# What donor offspring would like others considering DC to know...



## solomum (Apr 17, 2012)

Recent research from the Donor Sibling Registry in the US entitled, 'What would you like other people considering using donor gametes or donated embryos to know that you have learned?'

The comments come from a survey of over three hundred donor conceived people (recruited via the DSR).

Interesting for those considering whether to choose anon/non anon or whether to tell/not tell.
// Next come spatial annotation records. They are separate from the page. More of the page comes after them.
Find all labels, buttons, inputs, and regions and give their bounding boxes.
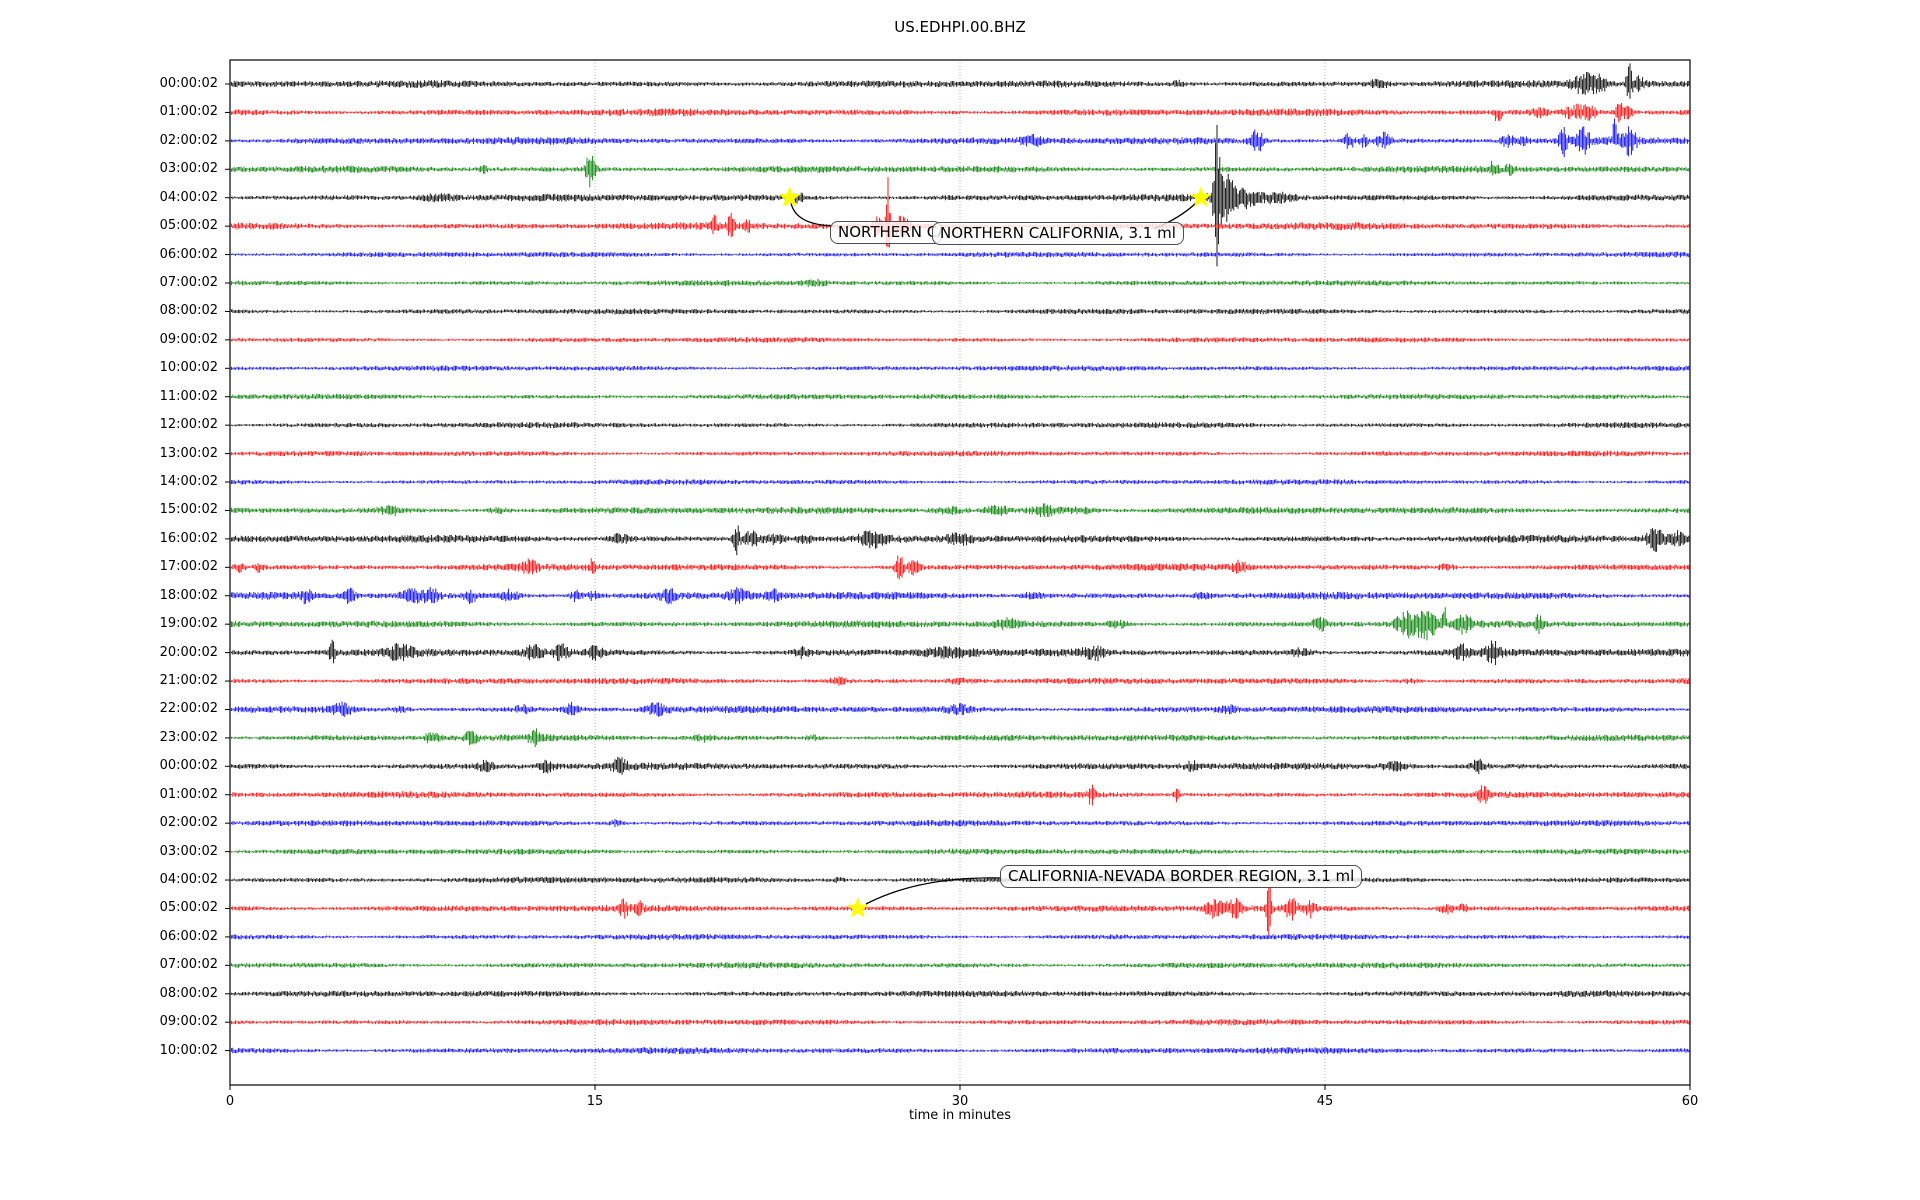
trace-row-6 — [230, 251, 1690, 258]
x-axis-label: 45 — [1316, 1094, 1334, 1109]
y-axis-label: 04:00:02 — [159, 872, 218, 888]
y-axis-label: 05:00:02 — [159, 218, 218, 234]
event-callout-california-nevada: CALIFORNIA-NEVADA BORDER REGION, 3.1 ml — [1000, 865, 1363, 888]
y-axis-label: 10:00:02 — [159, 1042, 218, 1058]
axis-ticks — [225, 83, 1691, 1090]
trace-row-11 — [230, 393, 1690, 400]
event-marker-star — [1190, 186, 1212, 207]
trace-row-3 — [230, 155, 1690, 188]
trace-row-19 — [230, 607, 1690, 641]
y-axis-label: 01:00:02 — [159, 104, 218, 120]
trace-row-20 — [230, 639, 1690, 666]
event-callout-northern-california-1: NORTHERN CALIFORNIA, 3.1 ml — [830, 221, 942, 244]
event-marker-star — [846, 897, 869, 918]
y-axis-label: 09:00:02 — [159, 331, 218, 347]
trace-row-15 — [230, 503, 1690, 518]
y-axis-label: 12:00:02 — [159, 417, 218, 433]
y-axis-label: 04:00:02 — [159, 189, 218, 205]
trace-row-10 — [230, 365, 1690, 372]
y-axis-label: 16:00:02 — [159, 530, 218, 546]
y-axis-label: 18:00:02 — [159, 587, 218, 603]
trace-row-9 — [230, 337, 1690, 343]
y-axis-label: 02:00:02 — [159, 132, 218, 148]
trace-row-16 — [230, 525, 1690, 556]
x-axis-label: 0 — [225, 1094, 235, 1109]
x-axis-label: 60 — [1681, 1094, 1699, 1109]
trace-row-1 — [230, 103, 1690, 123]
trace-row-28 — [230, 876, 1690, 884]
trace-row-31 — [230, 962, 1690, 969]
callout-connector — [790, 202, 835, 227]
y-axis-label: 03:00:02 — [159, 161, 218, 177]
y-axis-label: 22:00:02 — [159, 701, 218, 717]
trace-row-8 — [230, 308, 1690, 315]
y-axis-label: 10:00:02 — [159, 360, 218, 376]
y-axis-label: 19:00:02 — [159, 616, 218, 632]
trace-row-7 — [230, 278, 1690, 287]
y-axis-label: 03:00:02 — [159, 843, 218, 859]
y-axis-label: 07:00:02 — [159, 275, 218, 290]
y-axis-label: 00:00:02 — [159, 758, 218, 774]
trace-row-23 — [230, 728, 1690, 747]
trace-row-18 — [230, 587, 1690, 605]
trace-row-12 — [230, 422, 1690, 429]
y-axis-label: 14:00:02 — [159, 474, 218, 490]
trace-row-24 — [230, 756, 1690, 775]
y-axis-label: 17:00:02 — [159, 559, 218, 575]
y-axis-label: 00:00:02 — [159, 76, 218, 91]
y-axis-label: 21:00:02 — [159, 673, 218, 689]
trace-row-4 — [230, 124, 1690, 267]
y-axis-label: 06:00:02 — [159, 246, 218, 262]
chart-title: US.EDHPI.00.BHZ — [894, 18, 1026, 36]
event-callout-northern-california-2: NORTHERN CALIFORNIA, 3.1 ml — [932, 222, 1184, 245]
y-axis-label: 11:00:02 — [159, 388, 218, 404]
trace-row-25 — [230, 784, 1690, 806]
y-axis-label: 15:00:02 — [159, 502, 218, 518]
y-axis-label: 23:00:02 — [159, 729, 218, 745]
y-axis-label: 06:00:02 — [159, 928, 218, 944]
trace-row-33 — [230, 1019, 1690, 1026]
y-axis-label: 20:00:02 — [159, 644, 218, 660]
plot-border — [229, 59, 1691, 1086]
trace-row-13 — [230, 450, 1690, 457]
x-axis-title: time in minutes — [908, 1108, 1012, 1123]
trace-row-21 — [230, 676, 1690, 686]
trace-row-17 — [230, 555, 1690, 580]
y-axis-label: 08:00:02 — [159, 303, 218, 319]
trace-row-26 — [230, 819, 1690, 828]
y-axis-label: 01:00:02 — [159, 786, 218, 802]
trace-row-34 — [230, 1047, 1690, 1055]
x-axis-label: 30 — [951, 1094, 969, 1109]
trace-row-22 — [230, 701, 1690, 717]
event-marker-star — [778, 186, 801, 207]
trace-row-32 — [230, 990, 1690, 998]
y-axis-label: 08:00:02 — [159, 985, 218, 1001]
trace-row-2 — [230, 118, 1690, 158]
callout-connector — [865, 877, 1003, 905]
trace-row-30 — [230, 933, 1690, 940]
y-axis-label: 05:00:02 — [159, 900, 218, 916]
trace-row-29 — [230, 886, 1690, 937]
trace-row-0 — [230, 63, 1690, 99]
trace-row-14 — [230, 479, 1690, 485]
y-axis-label: 07:00:02 — [159, 957, 218, 973]
y-axis-label: 09:00:02 — [159, 1014, 218, 1030]
x-axis-label: 15 — [586, 1094, 604, 1109]
y-axis-label: 13:00:02 — [159, 445, 218, 461]
trace-row-27 — [230, 848, 1690, 855]
y-axis-label: 02:00:02 — [159, 815, 218, 831]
https://www.donorsiblingregistry.com/sites/default/files/files/305%20Advice%20from%20Offspring(1).pdf

/links


----------



## theodora (Dec 14, 2010)

Interesting, thanks for sharing


----------



## KDJay (Sep 21, 2015)

wow really interesting! x


----------



## goldbunny (Mar 26, 2012)

wow that's an amazing read. really thought-provoking.


----------



## bundles (Jul 16, 2011)

Interesting how so many suggested adoption rather than use of donor gametes. A very wide range of opinions, a bit like real life really !!


----------



## theodora (Dec 14, 2010)

The comments dont all seem to come from donor-conceived folks, is this right??


----------



## Angel_Delight (Jan 23, 2011)

Very interesting, thank you for sharing.


----------



## solomum (Apr 17, 2012)

They are all the comments of donor conceived people.


----------



## Godiva (Nov 19, 2015)

Interesting read. It has helped reconfirm certain decisions  we took were the right ones, even though it makes our journey more difficult. 
I have also thought about adoption, as i also wondered about "making" new babies when so many kids need a home, but where we luve the procedure is so complex and long it takes at least 8-10 years! And if otgers are free to "make" as many kids as they want (huh aving kids is the norm), why should we not do so.
Most important msg: think long and hard about it all (and consequences!) And live accordingly.


----------



## amber-ruby (Jun 23, 2015)

interesting, thanks for sharing x


----------